I immediately made my way to Mrs. Lee’s cabin, but before entering I stood upon a chair that I might see the clock under the skylight. The time was a quarter to two. I was now able to read the clock, though when I had first come on board the Deal Castle, having no memory of the figures, I was unable to tell the time. I quietly opened the door and entered. Mrs. Lee was kneeling at the side of her sleeping-shelf, which was below the bunk in which her daughter lay, and she was so lost in prayer that she did not hear me enter. I crept to Alice’s side, and then her mother, perceiving me, arose.
Though the cabin lamp was turned down, there was plenty of light to see by. Alice’s eyes were closed, but after I had stood a moment or two looking at her she opened them, saw me and knew me, and a smile of touching sweetness lighted up her wasted face. She feebly moved her hand, but with a gesture which made me know she wished me to hold it. I bowed my head close to her face, and asked her in a whisper if she was in pain. She answered no; and then I asked her if she was happy, on which she looked at me and smiled. Her lips moved, but she seemed powerless to give expression to her thoughts. I bent my ear close to her mouth, and I heard her say in a whisper as dim and far off as the voice one hears in a dream:
‘I have been praying that God will give you back your memory——My beloved mother will be your friend——’
The whisper ceased, she smiled again, twitched her fingers that I might relax my hold of her hand, and looked at her mother, who took her hand and held it.
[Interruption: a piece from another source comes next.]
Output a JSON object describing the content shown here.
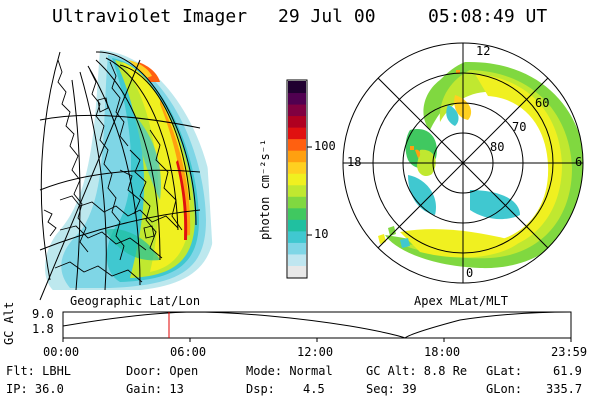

I withdrew to the chair in which I had been wont to keep a watch while Mrs. Lee slept, that the mother and daughter might, in that sacred time, be alone together. But the sweet girl never spoke again. Whilst her hand was still clasped by her mother she turned her face to the side of the ship and passed away, dying so quietly that her death was as noiseless as the fall of the leaf of a flower in the night—dying so quietly that her mother knew not when the soul of her child had fled, and continued holding her hand, with not a sound breaking the sacred stillness of that little cabin save the rippling of the water tinkling to the ear through the embrasure of the window, from whose dark disk the large golden star had gone.
‘Mark,’ says the most eloquent of divines, ‘mark the rain that falls from above, and the same shower that droppeth out of one cloud increaseth sundry plants in a garden, and severally according to the condition of every plant. In one stalk it makes a rose, in another a violet, divers in a third, and sweet in all. So the Spirit makes its multiformous effects in several complexions and all according to the increase of God.’
The rose of this fair garden was dead. But what says this same most eloquent of all divines, the rose being dead, and the perfume, which is its spirit, gone from it?
‘As when the eye meets with light it is the comfort of the eye: when the ear meets with harmony it is the comfort of the ear. What is the most transcendent consolation therefore but the union of the soul with God?’
Until long after the dawn had broken Mrs. Lee and I remained with the dead. The poor mother seemed at first stupefied. Mr. McEwan came in, looked at Alice, pronounced that all was over, and with a sigh and a gentle nod to Mrs. Lee softly quitted the cabin.
And then it was that the poor mother appeared to have been changed into stone. She held the dead girl’s hand, and kept her eyes fastened upon the averted face. At last a sob convulsed her. Another and a third followed, and, releasing her child’s hand, she threw herself into a chair, hid her face, and wept. Oh how she wept! and I feared that her heart had broken. Then, when she had calmed down somewhat, I took her hand and said whatever I thought might soothe her. But there was nothing under Heaven to soothe grief so recent as hers, with the body of her sweet daughter lying within view, though she may have found a sort of sympathy which no other person on board could have possessed for her in my own distressed condition; for from time to time as I talked she would lift her streaming eyes to my face with an expression of deep pity that for the moment overlay the look of her own grief. It was indeed as though she should say, ‘Great as is my sorrow here, seeking to comfort me is one whose sorrow may be even greater than mine.’